Governo acredita em crescimento de 6,4% este ano: "a economia que crescerá mais em toda a UE"

Agência Lusa , FMC
6 set, 15:53
Fernando Medina (Patrícia de Melo Moreira/ Getty)

Durante a conferência de imprensa, o ministro das Finanças sublinhou que Portugal será este ano “a economia que crescerá mais em toda a União Europeia, bastante distante da média da área do euro e da União Europeia”

O Governo está a trabalhar com uma taxa de crescimento do PIB deste ano de 6,4%, uma revisão em alta face aos 4,9% esperados anteriormente, e prevê que o peso da dívida fique ligeiramente abaixo da meta.

A estimativa da taxa de crescimento da economia consta da apresentação do pacote de medidas para apoio aos rendimentos das famílias para atenuar os efeitos da inflação esta terça-feira feita pelo ministro das Finanças, Fernando Medina, no Ministério das Finanças, em Lisboa, sendo o cenário, à data, com que as Finanças estão a trabalhar.

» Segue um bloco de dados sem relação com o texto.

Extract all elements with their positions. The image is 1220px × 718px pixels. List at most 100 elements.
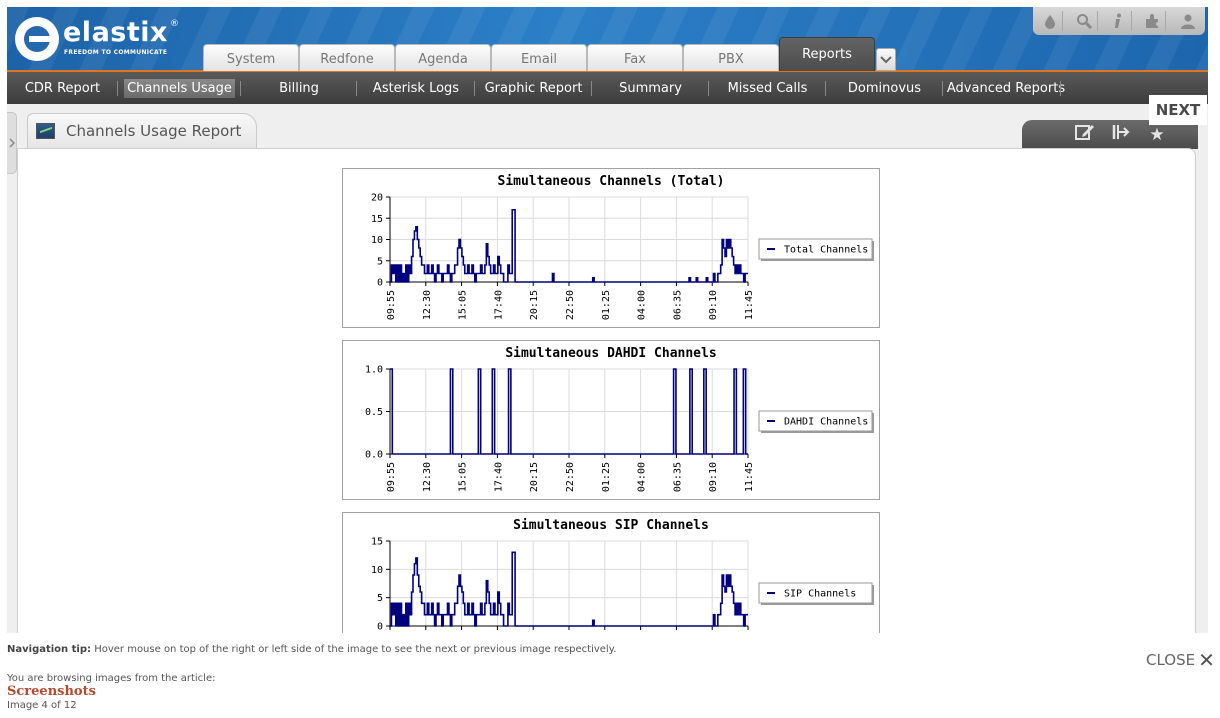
subnav-dominovus[interactable]: Dominovus xyxy=(826,72,943,104)
series-line xyxy=(390,551,748,627)
info-icon[interactable] xyxy=(1106,11,1132,31)
elastix-logo[interactable]: elastix ® FREEDOM TO COMMUNICATE xyxy=(15,15,205,65)
y-tick-label: 0.5 xyxy=(365,407,383,418)
subnav-divider xyxy=(1060,81,1061,96)
tab-fax[interactable]: Fax xyxy=(587,44,683,71)
chevron-right-icon xyxy=(8,138,15,148)
x-tick-label: 01:25 xyxy=(601,462,612,492)
y-tick-label: 10 xyxy=(371,565,383,576)
chart-title: Simultaneous SIP Channels xyxy=(513,518,709,533)
legend-box xyxy=(758,410,873,432)
subnav-label: Billing xyxy=(279,80,319,96)
header-bar: elastix ® FREEDOM TO COMMUNICATE System … xyxy=(7,7,1208,71)
tab-pbx[interactable]: PBX xyxy=(683,44,779,71)
chart-title: Simultaneous Channels (Total) xyxy=(498,174,725,189)
legend-label: DAHDI Channels xyxy=(784,417,868,428)
tab-reports[interactable]: Reports xyxy=(779,37,875,71)
subnav-label: Asterisk Logs xyxy=(372,80,460,96)
sip-channels-chart: 09:55 12:30 15:05 17:40 20:15 22:50 01:25 04:00… xyxy=(342,512,880,633)
x-tick-label: 06:35 xyxy=(672,462,683,492)
subnav-billing[interactable]: Billing xyxy=(241,72,357,104)
puzzle-icon[interactable] xyxy=(1140,11,1167,31)
y-tick-label: 0 xyxy=(377,622,383,633)
tab-system[interactable]: System xyxy=(203,44,299,71)
content-area: ★ Channels Usage Report 09:55 12:30 15:05 1… xyxy=(7,104,1208,633)
expand-icon[interactable] xyxy=(1110,123,1132,146)
subnav-asterisk-logs[interactable]: Asterisk Logs xyxy=(357,72,475,104)
total-channels-chart: 09:55 12:30 15:05 17:40 20:15 22:50 01:25 04:00… xyxy=(342,168,880,328)
x-tick-label: 17:40 xyxy=(493,290,504,320)
subnav-graphic-report[interactable]: Graphic Report xyxy=(475,72,592,104)
subnav-channels-usage[interactable]: Channels Usage xyxy=(118,72,241,104)
subnav-summary[interactable]: Summary xyxy=(592,72,709,104)
star-icon[interactable]: ★ xyxy=(1149,124,1165,145)
logo-text: elastix xyxy=(63,17,168,48)
legend-label: SIP Channels xyxy=(784,589,856,600)
screenshot-frame: elastix ® FREEDOM TO COMMUNICATE System … xyxy=(7,7,1208,633)
subnav-label: Summary xyxy=(619,80,682,96)
chart-title: Simultaneous DAHDI Channels xyxy=(505,346,716,361)
dahdi-channels-chart: 09:55 12:30 15:05 17:40 20:15 22:50 01:25 04:00… xyxy=(342,340,880,500)
edit-icon[interactable] xyxy=(1074,123,1096,146)
x-tick-label: 22:50 xyxy=(565,462,576,492)
series-line xyxy=(390,368,748,455)
x-tick-label: 09:55 xyxy=(386,290,397,320)
browse-text: You are browsing images from the article… xyxy=(7,673,216,684)
tabs-more-button[interactable] xyxy=(876,48,896,71)
left-collapse-handle[interactable] xyxy=(7,112,17,174)
panel-body: 09:55 12:30 15:05 17:40 20:15 22:50 01:25 04:00… xyxy=(17,148,1196,633)
x-tick-label: 12:30 xyxy=(422,462,433,492)
x-tick-label: 09:55 xyxy=(386,462,397,492)
article-link[interactable]: Screenshots xyxy=(7,684,96,699)
subnav-label: Channels Usage xyxy=(124,78,235,98)
tab-agenda[interactable]: Agenda xyxy=(395,44,491,71)
subnav-missed-calls[interactable]: Missed Calls xyxy=(709,72,826,104)
y-tick-label: 15 xyxy=(371,537,383,548)
subnav-cdr-report[interactable]: CDR Report xyxy=(7,72,118,104)
x-tick-label: 15:05 xyxy=(458,290,469,320)
tab-redfone[interactable]: Redfone xyxy=(299,44,395,71)
x-tick-label: 12:30 xyxy=(422,290,433,320)
x-tick-label: 20:15 xyxy=(529,290,540,320)
drop-icon[interactable] xyxy=(1037,11,1064,31)
y-tick-label: 1.0 xyxy=(365,365,383,376)
x-tick-label: 11:45 xyxy=(744,290,755,320)
x-tick-label: 09:10 xyxy=(708,462,719,492)
x-tick-label: 22:50 xyxy=(565,290,576,320)
logo-mark-icon xyxy=(15,17,59,61)
y-tick-label: 0 xyxy=(377,278,383,289)
chevron-down-icon xyxy=(880,55,892,63)
header-divider xyxy=(7,70,1208,72)
close-label: CLOSE xyxy=(1146,651,1196,669)
navigation-tip: Navigation tip: Hover mouse on top of th… xyxy=(7,644,616,655)
x-tick-label: 11:45 xyxy=(744,462,755,492)
y-tick-label: 20 xyxy=(371,193,383,204)
close-icon: ✕ xyxy=(1198,648,1215,672)
x-tick-label: 15:05 xyxy=(458,462,469,492)
panel-title: Channels Usage Report xyxy=(66,122,242,140)
main-tabs: System Redfone Agenda Email Fax PBX Repo… xyxy=(203,37,875,71)
x-tick-label: 04:00 xyxy=(637,290,648,320)
search-icon[interactable] xyxy=(1072,11,1098,31)
x-tick-label: 01:25 xyxy=(601,290,612,320)
nav-tip-text: Hover mouse on top of the right or left … xyxy=(94,644,617,655)
top-toolbar xyxy=(1033,7,1205,35)
y-tick-label: 10 xyxy=(371,235,383,246)
y-tick-label: 15 xyxy=(371,214,383,225)
legend-label: Total Channels xyxy=(784,245,868,256)
logo-registered: ® xyxy=(170,19,179,29)
legend-box xyxy=(758,238,873,260)
user-icon[interactable] xyxy=(1175,11,1201,31)
nav-tip-label: Navigation tip: xyxy=(7,644,92,655)
subnav-label: Advanced Reports xyxy=(946,80,1066,96)
x-tick-label: 06:35 xyxy=(672,290,683,320)
x-tick-label: 04:00 xyxy=(637,462,648,492)
subnav-advanced-reports[interactable]: Advanced Reports xyxy=(943,72,1069,104)
close-button[interactable]: CLOSE ✕ xyxy=(1146,648,1215,672)
sub-navigation: CDR Report Channels Usage Billing Asteri… xyxy=(7,72,1208,104)
series-line xyxy=(390,208,748,283)
next-image-button[interactable]: NEXT xyxy=(1149,95,1207,125)
tab-email[interactable]: Email xyxy=(491,44,587,71)
subnav-label: Missed Calls xyxy=(727,80,808,96)
subnav-label: Dominovus xyxy=(847,80,922,96)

Na proposta do Orçamento do Estado para 2022 (OE2022), entregue em abril no parlamento, o Governo previa um crescimento da economia de 4,9% este ano, uma revisão em ligeira baixa (0,1 pontos percentuais) face ao cenário macroeconómico apresentado no Programa de Estabilidade.

Na conferência de imprensa, o ministro das Finanças sublinhou que Portugal será este ano “a economia que crescerá mais em toda a União Europeia, bastante distante da média da área do euro e da União Europeia”, apontando para um crescimento do Produto Interno Bruto (PIB) da zona euro de 2,6% e da União Europeia de 2,7%.

Medina defendeu que, “ao contrário do que alguns dizem”, a economia “não está a crescer hoje mais porque caiu mais” e que regista um “crescimento maior do que aquilo que os países da zona euro vão registar neste período”.

O governante sinalizou ainda que o rácio da dívida pública face ao PIB deverá fixar-se abaixo dos 120,7% previstos no OE222.

“Mantemos o objetivo relativamente ao défice orçamental, por isso teremos o sexto melhor défice orçamental de toda a União Europeia e teremos a terceira maior redução da dívida pública de todo o espaço da União Europeia”, disse.

Medina recordou que aquando da apresentação do OE2022 o executivo definiu como objetivo político central retirar Portugal da lista dos países mais endividados para garantir que com a aprovação deste programa mantém “esse objetivo”.

“Temos toda a informação que nos indica que vamos cumprir esse objetivo, até ligeiramente melhor do que aquilo que era estimado, com uma dívida pública que se irá situar abaixo dos 120% do PIB”, disse.

Além do ministro as Finanças, participaram nesta conferência de imprensa, em Lisboa, os ministros do Ambiente e da Ação Climática, Duarte Cordeiro, das Infraestruturas e Habitação, Pedro Nuno Santos, e a ministra do Trabalho, Solidariedade e Segurança Social, Ana Mendes Godinho.